- AdventHealth

When Dr. Todd Keener suspected his father was having a heart attack, he only had to drive eight miles from their family’s cattle farm to AdventHealth Murray for emergency treatment.
“We have a hospital here that was in our community, which is a blessing because Chatsworth is a small community, and in this day and time, a lot of small communities are losing their hospitals,” said Keener, a veterinarian in Chatsworth.
Keener noticed his 81-year-old father, Neil, was struggling to get dressed one morning when he picked him up to check on their Angus cattle.
“He had been having problems with gout in his wrist and the flare-ups can be pretty debilitating for him, so I didn’t think a whole lot about it; but in the back of my mind, I was thinking, ‘Is something else going on?’” he said.
The pair set out for their pasture in Keener’s truck.
“As soon as we pulled out of the driveway, he said, ‘My arm is hurting,’” Keener said. “We pulled up to the gate going into our pastures, and within a minute, he got really nauseous, and I started thinking he may be having a heart attack. A minute or two later, he started having chest pains.”
Keener quickly decided to drive directly to the hospital, rather than call 911 and wait for an ambulance.
“We’re probably seven to eight miles from the hospital,” he said. “I already had him in the vehicle, and I knew I could have him at the hospital by the time the ambulance could get to us.”
It was Labor Day weekend, and Keener said they didn’t have to wait at all when they arrived at the AdventHealth Murray Emergency Department.
“They took him right back to the exam room, and I was able to go with him,” he said. “They put him in triage and hooked him up to an EKG.”
The EKG confirmed the heart attack, and the Emergency Department team administered clot-busting medications to stabilize Keener’s father until he could be airlifted to Erlanger Medical Center in Chattanooga, Tennessee, for surgery.
“They hooked him up to IVs and told him what was going on and what needed to be done,” Keener said. “They were very informative, and they were great. He had lots of attention — all the attention that he needed.”
Keener appreciated the Emergency Department team letting him stay with his father during the 30 to 40 minutes they were there.
“That was a blessing,” he said. “When he got on the helicopter, I didn’t know if that would be the last time I would see him. They also let my wife come back there with him before they airlifted him out. It was important to us, and we appreciated it.”
Keener drove to Erlanger, where his father was already undergoing treatment by the time he arrived.
“When he got to Erlanger, they immediately took him back to the cath lab,” he said. “He had a 90 percent blockage of his main coronary artery, which they call ‘the widow-maker.’”
The surgeon successfully placed a stent to keep the artery open, and his father was able to come home after a few days.
Keener said AdventHealth’s commitment to providing health care to the residents of Murray County, along with its partnership with Erlanger, made a “life or death” difference in his father’s care.
“If they would have had to wait and take him to a hospital in a neighboring town 20 to 30 minutes away by ambulance, he could have died on the way to the hospital,” he said.
A helicopter airlift between Erlanger and AdventHealth Murray typically takes 15 minutes.
Keener said he brought his father back to AdventHealth Murray a week or two after the stent placement for treatment of a gout flareup.
“Again, it was such a blessing we didn’t have to go somewhere else and could get him into the hospital quickly,” he said. “When you have a loved one in the hospital and people are having to work and try to go check on their family member when they’re in the hospital, it’s nice to have them in the hospital right there so you don’t have to drive 30 to 40 minutes to see your loved one.”

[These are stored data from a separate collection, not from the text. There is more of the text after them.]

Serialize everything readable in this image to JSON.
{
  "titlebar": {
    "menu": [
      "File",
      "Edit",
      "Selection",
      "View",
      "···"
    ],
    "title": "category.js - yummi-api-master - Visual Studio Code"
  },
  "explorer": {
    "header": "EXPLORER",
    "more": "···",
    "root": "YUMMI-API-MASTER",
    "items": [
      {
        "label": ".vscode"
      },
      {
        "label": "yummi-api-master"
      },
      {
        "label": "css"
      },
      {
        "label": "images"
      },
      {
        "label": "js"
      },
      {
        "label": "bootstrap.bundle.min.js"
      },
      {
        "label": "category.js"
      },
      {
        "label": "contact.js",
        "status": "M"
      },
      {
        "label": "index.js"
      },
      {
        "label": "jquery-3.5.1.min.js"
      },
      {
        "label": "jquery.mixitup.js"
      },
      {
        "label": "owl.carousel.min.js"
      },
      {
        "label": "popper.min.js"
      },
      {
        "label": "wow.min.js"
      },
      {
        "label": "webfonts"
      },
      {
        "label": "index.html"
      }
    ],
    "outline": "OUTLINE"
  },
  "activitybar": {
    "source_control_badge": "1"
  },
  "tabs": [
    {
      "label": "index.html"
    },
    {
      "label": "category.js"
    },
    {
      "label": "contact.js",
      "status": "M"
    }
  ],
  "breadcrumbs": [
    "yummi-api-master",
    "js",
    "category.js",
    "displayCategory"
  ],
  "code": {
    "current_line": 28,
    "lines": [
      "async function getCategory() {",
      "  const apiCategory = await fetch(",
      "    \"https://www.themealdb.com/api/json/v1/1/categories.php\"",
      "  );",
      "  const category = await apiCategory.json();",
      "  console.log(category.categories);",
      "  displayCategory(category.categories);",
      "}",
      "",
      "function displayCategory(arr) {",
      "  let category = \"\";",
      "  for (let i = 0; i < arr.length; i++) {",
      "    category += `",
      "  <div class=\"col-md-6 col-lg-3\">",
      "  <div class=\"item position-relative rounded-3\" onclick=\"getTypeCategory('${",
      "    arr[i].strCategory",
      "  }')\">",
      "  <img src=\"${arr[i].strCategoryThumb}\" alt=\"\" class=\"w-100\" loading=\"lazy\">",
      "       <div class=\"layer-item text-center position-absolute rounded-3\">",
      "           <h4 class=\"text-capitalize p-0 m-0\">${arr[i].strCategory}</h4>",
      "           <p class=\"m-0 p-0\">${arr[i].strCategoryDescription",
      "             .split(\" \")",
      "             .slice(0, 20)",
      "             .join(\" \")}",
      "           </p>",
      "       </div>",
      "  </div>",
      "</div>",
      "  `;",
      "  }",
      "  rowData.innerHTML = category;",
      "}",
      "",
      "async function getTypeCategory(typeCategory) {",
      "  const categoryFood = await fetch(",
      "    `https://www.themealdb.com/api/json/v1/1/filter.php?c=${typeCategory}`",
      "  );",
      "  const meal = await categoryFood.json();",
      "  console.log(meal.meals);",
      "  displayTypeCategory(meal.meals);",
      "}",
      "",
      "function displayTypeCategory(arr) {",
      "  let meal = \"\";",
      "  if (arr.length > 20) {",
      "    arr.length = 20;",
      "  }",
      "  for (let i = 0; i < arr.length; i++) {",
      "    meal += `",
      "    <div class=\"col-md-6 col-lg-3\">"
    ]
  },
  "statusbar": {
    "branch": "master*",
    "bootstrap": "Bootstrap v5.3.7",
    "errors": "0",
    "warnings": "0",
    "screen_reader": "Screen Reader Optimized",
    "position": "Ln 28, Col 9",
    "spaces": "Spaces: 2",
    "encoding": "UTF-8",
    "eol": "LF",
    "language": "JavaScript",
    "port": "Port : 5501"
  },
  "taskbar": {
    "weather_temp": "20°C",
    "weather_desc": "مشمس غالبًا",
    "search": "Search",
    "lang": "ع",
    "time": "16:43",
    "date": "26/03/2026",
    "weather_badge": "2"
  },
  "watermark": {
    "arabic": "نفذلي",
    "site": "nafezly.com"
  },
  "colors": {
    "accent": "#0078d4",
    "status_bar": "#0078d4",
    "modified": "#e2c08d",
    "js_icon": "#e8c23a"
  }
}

AdventHealth Murray isn’t as large as other hospitals in the region, but Keener believes the smaller size allows for higher staff-to-patient ratios, which contributes to a better quality of care, especially when the nurses, staff and physicians are familiar faces to many of the patients they’re treating.
“When they know you, they’re going to care about you more,” he said. “It helps the family when you’re in there and you can see a familiar face. It eases the stress.” Keener said AdventHealth Murray has managed his father’s follow-up care, as well.
“He’s doing great and is out walking, and he still goes to the farm every day that he feels like going,” Keener said. “He’s probably in better shape now than he was before he went to the hospital.”